Published: November 18th 2008November 18th 2008
I feel I must apologise for my relative lack of activity on here recently. It's not so bad though since it means that I have a couple of things to report. I also now have my own camera which will hopefully give my entries a bit more context from here on in.
The difficulty of my Korean lessons has gone up a notch and along with it the amount of time I devote (or at least should devote!) to my studying. Still enjoying it though and slowly but surely I’m picking a few things up. All I need now is for somebody to claim that a pencil is a book and I can correct them using accurate Korean. Well, you never know!
Since I last wrote I have performed magic tricks at the school Halloween party and been to my boss’ wedding. I also now have some extra private tuition work on Saturday afternoons and I’m being pulled every which way by numerous Korean acquaintances who want to use me for my ability to speak English and/or the fact that I do so with an English accent. Throw in a day of receiving presents from my students and the
fact that the best people I’ve met here have gone home and you can see that it’s been a busy but interesting few weeks.
Halloween was well celebrated at school because learning English here is almost entirely Americanised. This didn’t really please the three of us foreign teachers since we are all British and therefore uninspired by Halloween and its associated dressing up silliness. Still, I did a surprisingly good job of looking like Dracula (including make-up) and my magic went down a storm. I’d been practicing a little bit too much if anything but it was all worth while when it actually worked. Unfortunately Halloween was in the pre-camera era but if I can get hold of some pictures I’ll post them later is it looked quite funny.
Last weekend was the much anticipated wedding of the headteacher from my school. It meant buying a suit (not enough room for anything smart in my bag when I came here) but it the wedding was an interesting experience and it’s a nice suit so I can use it again. The service itself wasn’t too far removed from a Western wedding. It was held in a large wedding hall
and the formalities seemed similar as far as I could tell. The groom is a military man so there was a kind of guard of honour down the aisle. Then there was a strange performance at the end where they blocked the aisle with their swords and wouldn’t let the bride and groom back out until the groom had performed several tasks including one which involved giving someone his shoe. I just laughed along with everyone else whenever appropriate. There was more bowing than I’ve ever seen and in some cases the most respectful type of bow you see in Korea such as when the bride bowed to her new in-laws. Then there was the groom’s friend performing a rap and the photo session before we all went for the buffet. No wedding anywhere in the world is complete without a buffet, although I was disappointed by the lack of chicken legs, vol-au-vents and cheesecake. It was strange how all the other weddings going on in the wedding halls that day were eating at the same time in the same room but I gather that this is normal.
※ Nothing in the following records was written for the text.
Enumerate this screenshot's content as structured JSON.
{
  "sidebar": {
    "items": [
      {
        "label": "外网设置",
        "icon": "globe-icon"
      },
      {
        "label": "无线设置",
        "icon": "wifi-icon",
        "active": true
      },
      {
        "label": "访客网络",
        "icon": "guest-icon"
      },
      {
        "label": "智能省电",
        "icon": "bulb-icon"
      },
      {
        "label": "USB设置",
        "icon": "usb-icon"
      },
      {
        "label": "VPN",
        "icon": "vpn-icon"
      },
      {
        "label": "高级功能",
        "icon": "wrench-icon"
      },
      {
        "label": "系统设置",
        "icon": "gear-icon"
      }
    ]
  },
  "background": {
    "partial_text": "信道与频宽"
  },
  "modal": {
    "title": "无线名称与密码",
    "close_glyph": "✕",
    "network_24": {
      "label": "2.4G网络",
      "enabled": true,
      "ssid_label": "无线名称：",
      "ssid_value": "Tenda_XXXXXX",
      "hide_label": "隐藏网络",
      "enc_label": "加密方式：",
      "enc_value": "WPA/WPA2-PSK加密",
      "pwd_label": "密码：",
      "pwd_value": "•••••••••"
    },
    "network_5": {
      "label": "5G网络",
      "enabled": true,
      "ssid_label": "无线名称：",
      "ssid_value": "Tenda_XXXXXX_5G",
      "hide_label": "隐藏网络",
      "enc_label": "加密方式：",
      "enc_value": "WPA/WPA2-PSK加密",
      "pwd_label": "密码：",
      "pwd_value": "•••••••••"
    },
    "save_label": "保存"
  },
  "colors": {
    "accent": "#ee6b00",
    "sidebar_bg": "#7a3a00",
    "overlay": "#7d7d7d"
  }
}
The 11th of November is a day of significance here just
as it is at home but for completely different reasons. Korea celebrates the date 11/11 by giving out packs of four chocolate sticks to represent the four 1’s in the date. ‘Pepero day’ is a strange and slightly pointless concept but I got inundated with these things from the children at school and they taste like those KP Chocolate Dips (the ones that Nan used to buy us when they lived at Titley for those of you who can relate to the reference) so I was happy with that.
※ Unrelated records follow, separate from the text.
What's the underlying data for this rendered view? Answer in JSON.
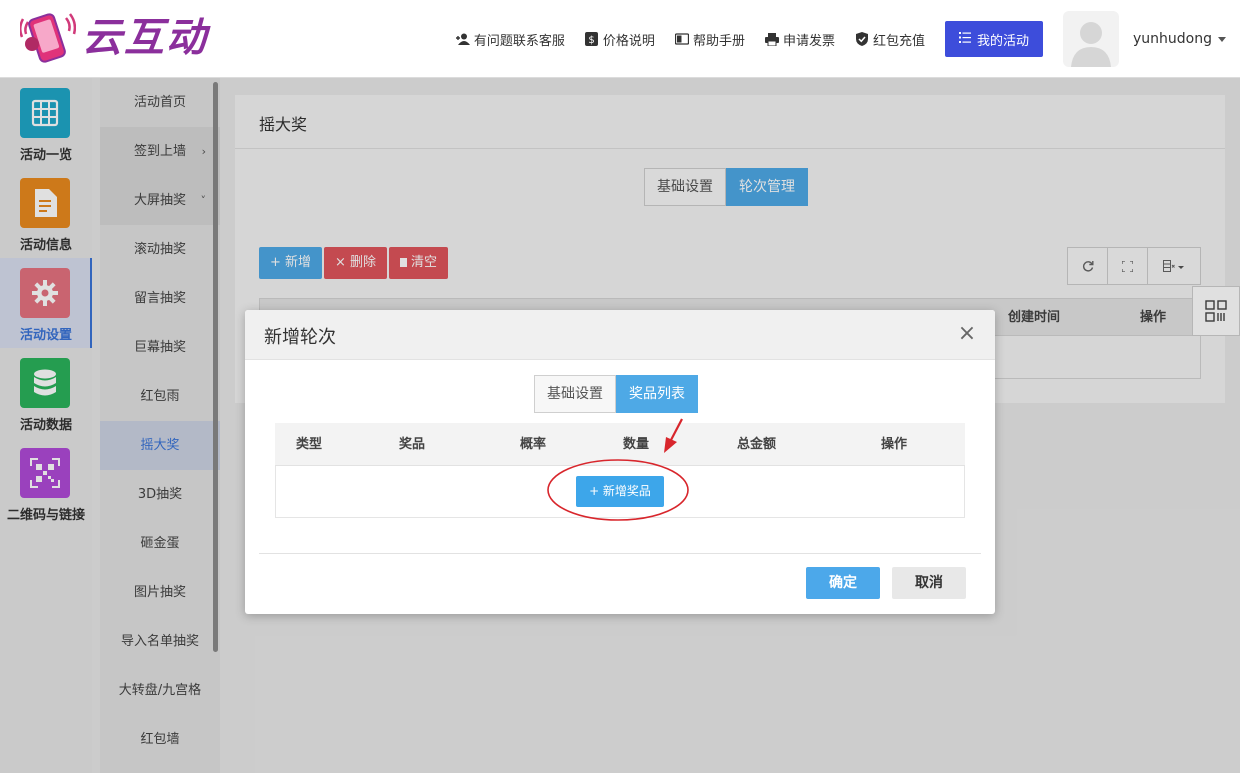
{
  "brand": {
    "name": "云互动"
  },
  "top_nav": {
    "items": [
      {
        "label": "有问题联系客服",
        "icon": "add-user-icon"
      },
      {
        "label": "价格说明",
        "icon": "dollar-icon"
      },
      {
        "label": "帮助手册",
        "icon": "book-icon"
      },
      {
        "label": "申请发票",
        "icon": "printer-icon"
      },
      {
        "label": "红包充值",
        "icon": "shield-check-icon"
      }
    ],
    "my_activity": "我的活动",
    "username": "yunhudong"
  },
  "left_nav": {
    "items": [
      {
        "label": "活动一览",
        "icon": "grid-icon",
        "color": "#1fa8c9"
      },
      {
        "label": "活动信息",
        "icon": "document-icon",
        "color": "#ea8a1e"
      },
      {
        "label": "活动设置",
        "icon": "gear-icon",
        "color": "#e57280",
        "active": true
      },
      {
        "label": "活动数据",
        "icon": "database-icon",
        "color": "#2bb35c"
      },
      {
        "label": "二维码与链接",
        "icon": "qrcode-icon",
        "color": "#b04bd8"
      }
    ]
  },
  "sub_nav": {
    "items": [
      {
        "label": "活动首页"
      },
      {
        "label": "签到上墙",
        "chevron": "›"
      },
      {
        "label": "大屏抽奖",
        "chevron": "˅"
      },
      {
        "label": "滚动抽奖"
      },
      {
        "label": "留言抽奖"
      },
      {
        "label": "巨幕抽奖"
      },
      {
        "label": "红包雨"
      },
      {
        "label": "摇大奖",
        "active": true
      },
      {
        "label": "3D抽奖"
      },
      {
        "label": "砸金蛋"
      },
      {
        "label": "图片抽奖"
      },
      {
        "label": "导入名单抽奖"
      },
      {
        "label": "大转盘/九宫格"
      },
      {
        "label": "红包墙"
      }
    ]
  },
  "main": {
    "title": "摇大奖",
    "tabs": [
      "基础设置",
      "轮次管理"
    ],
    "active_tab": "轮次管理",
    "toolbar": {
      "add": "+ 新增",
      "delete": "× 删除",
      "clear": "清空"
    },
    "table_headers": [
      "创建时间",
      "操作"
    ]
  },
  "modal": {
    "title": "新增轮次",
    "tabs": [
      "基础设置",
      "奖品列表"
    ],
    "active_tab": "奖品列表",
    "table_headers": [
      "类型",
      "奖品",
      "概率",
      "数量",
      "总金额",
      "操作"
    ],
    "add_prize": "+ 新增奖品",
    "confirm": "确定",
    "cancel": "取消"
  },
  "colors": {
    "primary": "#3da6ea",
    "danger": "#e0555c",
    "brand": "#8b2f9c",
    "annotation": "#d8262c"
  }
}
My experience in Korea is continually evolving and as a stranger in a foreign country you get used to constantly meeting new people and to others moving on. I’ve made good friends with a number of fellow foreign teachers since I arrived and regretfully many of them have now left or are leaving. It’s strange to have strong but really brief relationships with people and I only hope that some equally nice folk come along soon. In the meantime, it’s head down and continue to enjoy my job, my Korean lessons and spend more time with the locals.